NoScript will block Flash, though it doesn’t parse the .swf file and try to sanitize the code, create a new swf file before it is run on the user system. Excuse me if I find this unwieldy and likely to slow browsing even further whilst all this extra processing goes on.
For me I find blocking all flash content easier (being on dial-up) and makes page loading faster and I only selectively run certain swf content.
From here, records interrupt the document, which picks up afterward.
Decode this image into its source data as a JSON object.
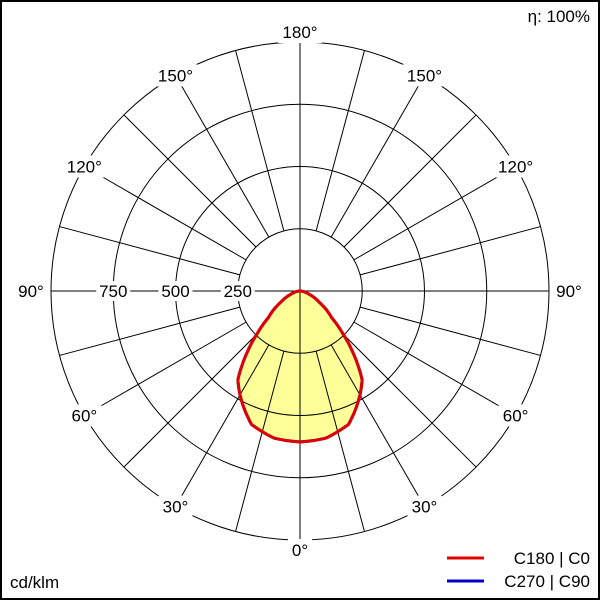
{
  "chart_data": {
    "type": "polar",
    "efficiency_label": "η: 100%",
    "unit_label": "cd/klm",
    "radial_ticks": [
      250,
      500,
      750
    ],
    "radial_max": 1000,
    "angle_labels": [
      "0°",
      "30°",
      "60°",
      "90°",
      "120°",
      "150°",
      "180°"
    ],
    "angle_label_values": [
      0,
      30,
      60,
      90,
      120,
      150,
      180
    ],
    "grid_step_deg": 15,
    "gamma": [
      0,
      10,
      20,
      30,
      35,
      40,
      45,
      50,
      60,
      70,
      80,
      90
    ],
    "series": [
      {
        "name": "C270 | C90",
        "color": "#0000cc",
        "values": [
          606,
          600,
          570,
          482,
          435,
          340,
          245,
          165,
          88,
          40,
          15,
          0
        ]
      },
      {
        "name": "C180 | C0",
        "color": "#e00000",
        "values": [
          606,
          600,
          570,
          482,
          435,
          340,
          245,
          165,
          88,
          40,
          15,
          0
        ]
      }
    ],
    "fill_color": "#ffff99",
    "legend_position": "bottom-right"
  }
}
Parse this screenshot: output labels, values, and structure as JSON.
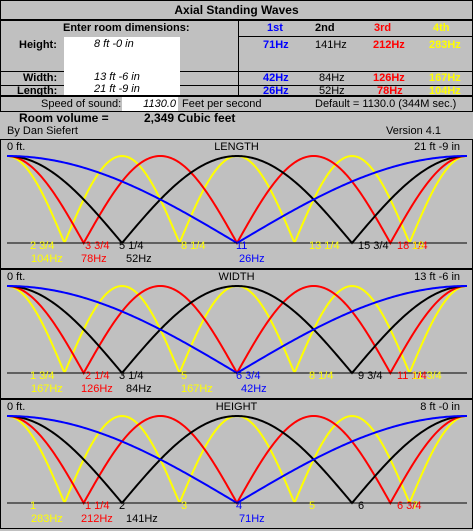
{
  "title": "Axial Standing Waves",
  "colors": {
    "first": "#0000ff",
    "second": "#000000",
    "third": "#ff0000",
    "fourth": "#ffff00",
    "bg": "#c0c0c0"
  },
  "inputs": {
    "heading": "Enter room dimensions:",
    "height_label": "Height:",
    "height_value": "8 ft   -0 in",
    "width_label": "Width:",
    "width_value": "13 ft   -6 in",
    "length_label": "Length:",
    "length_value": "21 ft   -9 in"
  },
  "modes": {
    "headers": [
      "1st",
      "2nd",
      "3rd",
      "4th"
    ],
    "height": [
      "71Hz",
      "141Hz",
      "212Hz",
      "283Hz"
    ],
    "width": [
      "42Hz",
      "84Hz",
      "126Hz",
      "167Hz"
    ],
    "length": [
      "26Hz",
      "52Hz",
      "78Hz",
      "104Hz"
    ]
  },
  "sound": {
    "label": "Speed of sound:",
    "value": "1130.0",
    "unit": "Feet per second",
    "default": "Default = 1130.0 (344M sec.)"
  },
  "volume": {
    "label": "Room volume =",
    "value": "2,349 Cubic feet"
  },
  "author": "By Dan Siefert",
  "version": "Version 4.1",
  "panels": [
    {
      "title": "LENGTH",
      "start": "0 ft.",
      "end": "21 ft  -9 in",
      "ticks": [
        {
          "t": "2 3/4",
          "c": "yellow"
        },
        {
          "t": "3 3/4",
          "c": "red"
        },
        {
          "t": "5 1/4",
          "c": "black"
        },
        {
          "t": "8 1/4",
          "c": "yellow"
        },
        {
          "t": "11",
          "c": "blue"
        },
        {
          "t": "13 1/4",
          "c": "yellow"
        },
        {
          "t": "15 3/4",
          "c": "black"
        },
        {
          "t": "18 1/4",
          "c": "red"
        },
        {
          "t": "19",
          "c": "yellow"
        }
      ],
      "freqs": [
        {
          "t": "104Hz",
          "c": "yellow"
        },
        {
          "t": "78Hz",
          "c": "red"
        },
        {
          "t": "52Hz",
          "c": "black"
        },
        {
          "t": "26Hz",
          "c": "blue"
        }
      ]
    },
    {
      "title": "WIDTH",
      "start": "0 ft.",
      "end": "13 ft  -6 in",
      "ticks": [
        {
          "t": "1 3/4",
          "c": "yellow"
        },
        {
          "t": "2 1/4",
          "c": "red"
        },
        {
          "t": "3 1/4",
          "c": "black"
        },
        {
          "t": "5",
          "c": "yellow"
        },
        {
          "t": "6 3/4",
          "c": "blue"
        },
        {
          "t": "8 1/4",
          "c": "yellow"
        },
        {
          "t": "9 3/4",
          "c": "black"
        },
        {
          "t": "11 1/4",
          "c": "red"
        },
        {
          "t": "11 3/4",
          "c": "yellow"
        }
      ],
      "freqs": [
        {
          "t": "167Hz",
          "c": "yellow"
        },
        {
          "t": "126Hz",
          "c": "red"
        },
        {
          "t": "84Hz",
          "c": "black"
        },
        {
          "t": "167Hz",
          "c": "yellow"
        },
        {
          "t": "42Hz",
          "c": "blue"
        }
      ]
    },
    {
      "title": "HEIGHT",
      "start": "0 ft.",
      "end": "8 ft  -0 in",
      "ticks": [
        {
          "t": "1",
          "c": "yellow"
        },
        {
          "t": "1 1/4",
          "c": "red"
        },
        {
          "t": "2",
          "c": "black"
        },
        {
          "t": "3",
          "c": "yellow"
        },
        {
          "t": "4",
          "c": "blue"
        },
        {
          "t": "5",
          "c": "yellow"
        },
        {
          "t": "6",
          "c": "black"
        },
        {
          "t": "6 3/4",
          "c": "red"
        },
        {
          "t": "7",
          "c": "yellow"
        }
      ],
      "freqs": [
        {
          "t": "283Hz",
          "c": "yellow"
        },
        {
          "t": "212Hz",
          "c": "red"
        },
        {
          "t": "141Hz",
          "c": "black"
        },
        {
          "t": "71Hz",
          "c": "blue"
        }
      ]
    }
  ]
}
A standalone plugin doesn’t actually exist yet, but NoScript already (optionally) supports blitzableiter sanitizing. Support was added last April 29. From http://noscript.net/
Experimental external filters for plugin content (e.g. Blitzableiter to sanitize Flash applets). It requires Firefox 3.5 and above, and it can be configured from the new NoScript Options|Advanced|External Filters panel. To activate the built-in Blitzableiter support you need to enable filters, download Blitzableiter binaries and tell NoScript where the executable is. Please notice that Blitzableiter is in its early development stages, and it breaks a lot of Flash content.
Like David, I haven’t wanted to use this feature, but it is available for testing already.
this blitzableiter thing can be implemented through NS for many weeks now, and I don’t use it because it breaks a big number of sites with flash and/or slows down the browsing, so that’s a no thanks for me.